Бакстер помрачнела. Было вполне очевидно, что он, по ее мнению, переступил черту.
— Почему ты решил, что имеешь право…
— Я кое-что обнаружил! — заорал Эдмундс, чтобы ее перекричать. — Это палата Волка.
Бакстер пришла в ярость, схватила с кухонного стола папку и открыла ее. На первой фотографии была лишь свежевыбеленная комната с отодвинутой от стен мебелью. Она нетерпеливо подняла на Эдмундса глаза.
— Смотрите дальше, — предложил он.
На втором снимке на задней стене виднелась какая-то грязная метка.

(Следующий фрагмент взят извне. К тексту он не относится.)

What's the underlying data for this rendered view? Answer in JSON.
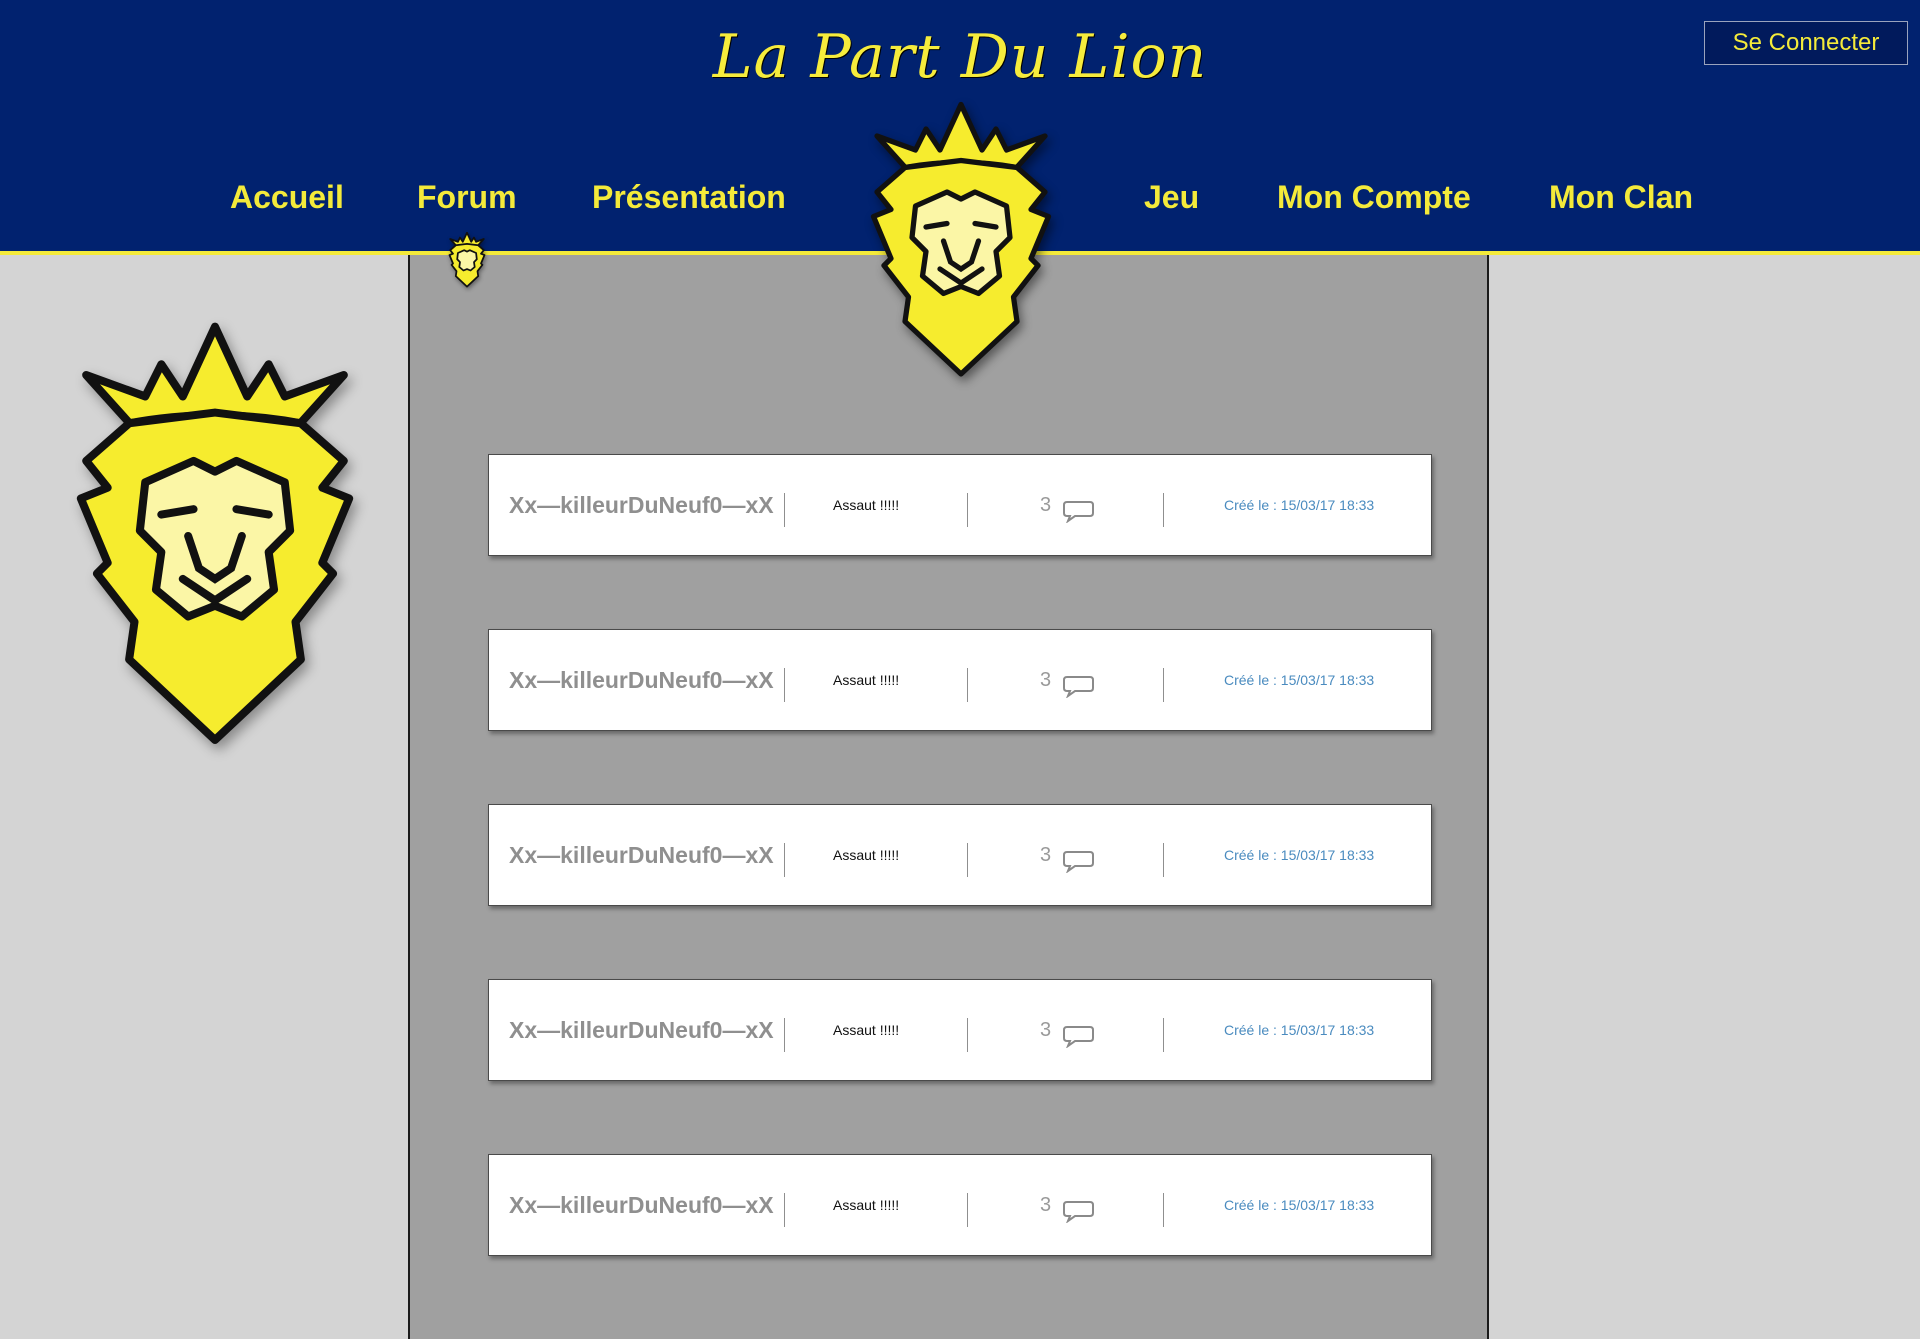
{
  "site": {
    "brand": "La Part Du Lion",
    "login_label": "Se Connecter"
  },
  "nav": {
    "items": [
      {
        "label": "Accueil"
      },
      {
        "label": "Forum",
        "active": true
      },
      {
        "label": "Présentation"
      },
      {
        "label": "Jeu"
      },
      {
        "label": "Mon Compte"
      },
      {
        "label": "Mon Clan"
      }
    ]
  },
  "icons": {
    "logo": "lion-crest-icon",
    "comment": "speech-bubble-icon",
    "active_marker": "small-lion-crest-icon"
  },
  "colors": {
    "header_bg": "#01226f",
    "accent_yellow": "#f4ea3a",
    "panel_gray": "#a0a0a0",
    "page_bg": "#d4d4d4",
    "date_blue": "#4a8bbf"
  },
  "topics": [
    {
      "author": "Xx—killeurDuNeuf0—xX",
      "title": "Assaut !!!!!",
      "comments": "3",
      "created": "Créé le : 15/03/17 18:33"
    },
    {
      "author": "Xx—killeurDuNeuf0—xX",
      "title": "Assaut !!!!!",
      "comments": "3",
      "created": "Créé le : 15/03/17 18:33"
    },
    {
      "author": "Xx—killeurDuNeuf0—xX",
      "title": "Assaut !!!!!",
      "comments": "3",
      "created": "Créé le : 15/03/17 18:33"
    },
    {
      "author": "Xx—killeurDuNeuf0—xX",
      "title": "Assaut !!!!!",
      "comments": "3",
      "created": "Créé le : 15/03/17 18:33"
    },
    {
      "author": "Xx—killeurDuNeuf0—xX",
      "title": "Assaut !!!!!",
      "comments": "3",
      "created": "Créé le : 15/03/17 18:33"
    }
  ]
}
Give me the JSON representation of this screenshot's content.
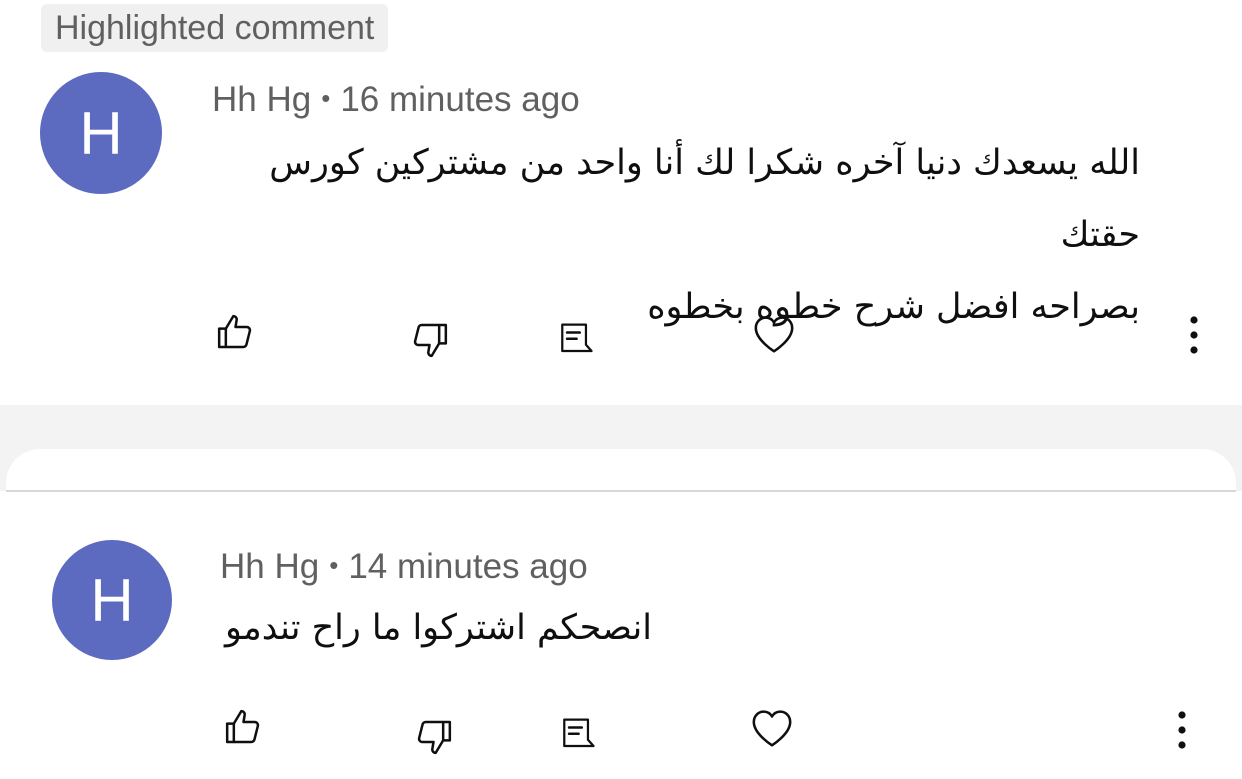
{
  "highlight": {
    "label": "Highlighted comment"
  },
  "comments": [
    {
      "avatar_letter": "H",
      "author": "Hh Hg",
      "separator": "•",
      "time": "16 minutes ago",
      "lines": [
        "الله يسعدك دنيا آخره شكرا لك أنا واحد من مشتركين كورس حقتك",
        "بصراحه افضل شرح خطوه بخطوه"
      ]
    },
    {
      "avatar_letter": "H",
      "author": "Hh Hg",
      "separator": "•",
      "time": "14 minutes ago",
      "lines": [
        "انصحكم اشتركوا ما راح تندمو"
      ]
    }
  ],
  "colors": {
    "avatar": "#5c6bc0",
    "meta": "#606060",
    "text": "#0f0f0f"
  },
  "icons": [
    "thumb-up-icon",
    "thumb-down-icon",
    "reply-icon",
    "heart-icon",
    "more-vert-icon"
  ]
}
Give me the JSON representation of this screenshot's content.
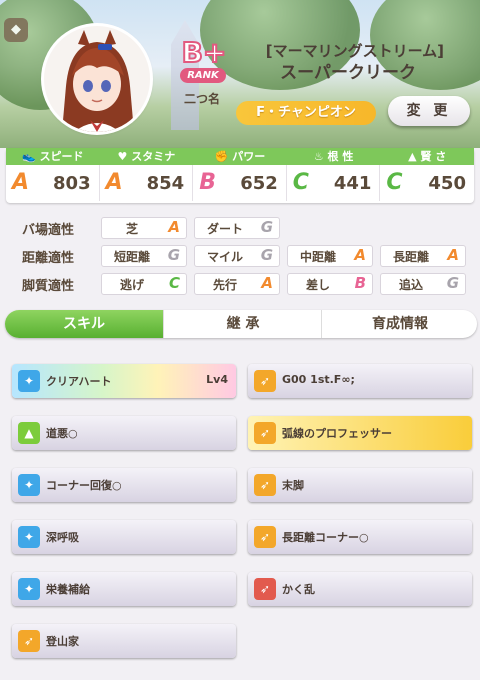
{
  "header": {
    "back_icon": "pin-icon",
    "rank": {
      "letter": "B+",
      "label": "RANK"
    },
    "nickname": "二つ名",
    "title_line1": "[マーマリングストリーム]",
    "title_line2": "スーパークリーク",
    "epithet": "F・チャンピオン",
    "change_label": "変 更"
  },
  "stats": [
    {
      "name": "スピード",
      "icon": "shoe-icon",
      "grade": "A",
      "value": "803",
      "color": "#f28a2e"
    },
    {
      "name": "スタミナ",
      "icon": "heart-icon",
      "grade": "A",
      "value": "854",
      "color": "#f28a2e"
    },
    {
      "name": "パワー",
      "icon": "muscle-icon",
      "grade": "B",
      "value": "652",
      "color": "#e86494"
    },
    {
      "name": "根 性",
      "icon": "flame-icon",
      "grade": "C",
      "value": "441",
      "color": "#5ab845"
    },
    {
      "name": "賢 さ",
      "icon": "cap-icon",
      "grade": "C",
      "value": "450",
      "color": "#5ab845"
    }
  ],
  "aptitudes": {
    "track": {
      "label": "バ場適性",
      "items": [
        {
          "name": "芝",
          "grade": "A"
        },
        {
          "name": "ダート",
          "grade": "G"
        }
      ]
    },
    "distance": {
      "label": "距離適性",
      "items": [
        {
          "name": "短距離",
          "grade": "G"
        },
        {
          "name": "マイル",
          "grade": "G"
        },
        {
          "name": "中距離",
          "grade": "A"
        },
        {
          "name": "長距離",
          "grade": "A"
        }
      ]
    },
    "style": {
      "label": "脚質適性",
      "items": [
        {
          "name": "逃げ",
          "grade": "C"
        },
        {
          "name": "先行",
          "grade": "A"
        },
        {
          "name": "差し",
          "grade": "B"
        },
        {
          "name": "追込",
          "grade": "G"
        }
      ]
    }
  },
  "grade_colors": {
    "A": "#f28a2e",
    "B": "#e86494",
    "C": "#5ab845",
    "G": "#a8a4ac"
  },
  "tabs": [
    "スキル",
    "継 承",
    "育成情報"
  ],
  "skills": [
    {
      "name": "クリアハート",
      "level": "Lv4",
      "icon": "sparkle-icon",
      "style": "rainbow",
      "icon_color": "#3fa7e8"
    },
    {
      "name": "G00 1st.F∞;",
      "level": "",
      "icon": "runner-icon",
      "style": "normal",
      "icon_color": "#f3a72a"
    },
    {
      "name": "道悪○",
      "level": "",
      "icon": "boot-icon",
      "style": "normal",
      "icon_color": "#7ccc3c"
    },
    {
      "name": "弧線のプロフェッサー",
      "level": "",
      "icon": "runner-icon",
      "style": "gold",
      "icon_color": "#f3a72a"
    },
    {
      "name": "コーナー回復○",
      "level": "",
      "icon": "sparkle-icon",
      "style": "normal",
      "icon_color": "#3fa7e8"
    },
    {
      "name": "末脚",
      "level": "",
      "icon": "runner-icon",
      "style": "normal",
      "icon_color": "#f3a72a"
    },
    {
      "name": "深呼吸",
      "level": "",
      "icon": "sparkle-icon",
      "style": "normal",
      "icon_color": "#3fa7e8"
    },
    {
      "name": "長距離コーナー○",
      "level": "",
      "icon": "runner-icon",
      "style": "normal",
      "icon_color": "#f3a72a"
    },
    {
      "name": "栄養補給",
      "level": "",
      "icon": "sparkle-icon",
      "style": "normal",
      "icon_color": "#3fa7e8"
    },
    {
      "name": "かく乱",
      "level": "",
      "icon": "runner-red-icon",
      "style": "normal",
      "icon_color": "#e25a4e"
    },
    {
      "name": "登山家",
      "level": "",
      "icon": "runner-icon",
      "style": "normal",
      "icon_color": "#f3a72a"
    }
  ]
}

— Очень любопытно, — прокомментировала Эмили, сунула карточку обратно в папку и посмотрела на третью, последнюю фотографию. Вглядывалась в нее целую минуту, потом лицо ее как-то скукожилось и она отвела в сторону полные слез глаза.
Лежавший на коленях снимок запечатлел высеченные на грубой поверхности имена людей, в гибели которых был повинен Волк. Черные, выжженные буквы, будто закопченные тени, навсегда въелись в нерушимую стену старого здания.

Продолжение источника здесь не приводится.